France to impose fines for street harassment of women
A new law will impose on-the-spot fines for harassment of women in the streets of France, a minister said on Monday.
This developed as the sex scandal engulfing Hollywood honcho Harvey Weinstein encouraged French women to tell their stories.
The legislation is being piloted by 34-year-old Marlene Schiappa, a feminist and early supporter of French President Emmanuel Macron, who wants to tackle sexist male attitudes in public spaces.
“It’s completely necessary because at the moment street harassment is not defined in the law,” Schiappa told RTL radio in an interview on Monday to outline the law, which is to be voted on next year.

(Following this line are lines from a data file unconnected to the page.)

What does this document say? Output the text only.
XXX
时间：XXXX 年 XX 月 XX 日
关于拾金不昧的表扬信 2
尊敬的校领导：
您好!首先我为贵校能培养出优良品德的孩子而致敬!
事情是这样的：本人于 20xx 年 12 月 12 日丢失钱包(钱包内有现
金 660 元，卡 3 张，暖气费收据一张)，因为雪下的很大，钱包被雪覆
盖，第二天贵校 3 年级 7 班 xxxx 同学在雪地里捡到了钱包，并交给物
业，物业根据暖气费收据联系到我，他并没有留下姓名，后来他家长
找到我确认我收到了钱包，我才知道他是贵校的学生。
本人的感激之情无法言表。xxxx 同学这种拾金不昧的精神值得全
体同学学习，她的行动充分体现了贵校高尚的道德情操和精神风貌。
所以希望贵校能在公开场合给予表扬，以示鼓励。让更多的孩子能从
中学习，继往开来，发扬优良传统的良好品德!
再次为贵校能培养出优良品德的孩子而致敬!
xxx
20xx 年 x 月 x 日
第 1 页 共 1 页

The escalating scandal over Weinstein’s alleged sexual assaults on a string of actresses — including four French actresses who have revealed their encounters with the producer — has made the issue of sexual harassment resurface in France.
The #MeToo hashtag has encouraged thousands of women around the world to share their experiences of abuse on Twitter, with French women also using #balancetonporc (“Expose the Pig”).
Schiappa, when asked about the difficulty of drawing a line between street harassment and flirtation, replied: “We know very well at what point we start feeling intimidated, unsafe or harassed in the street.”
She cited examples such as when a man invades a woman’s personal space — “by talking to you 10, 20 centimeters from your face” — or follows a victim for several blocks, or “asks for your number 17 times.”
A cross-party task force has been asked to work with police and magistrates to come up with a definition of harassment that can be enforced by officers on the streets.
“The level of the fine is part of our discussions,” Schiappa said, adding that neighborhood police would act on complaints brought to their attention by women.
“The symbolic value of laws that outlaw street harassment is very great,” she also said.
The legislation would include provisions such as lengthening the amount of time women have to lodge sexual assault complaints dating from their childhood, and toughening laws on sex with minors.
Macron weighed in on the subject of sexual harassment during a televised interview on Sunday, saying: “What adds insult to injury is … the silence, the taboo. Today, too often, (women) don’t press charges because they don’t dare to.”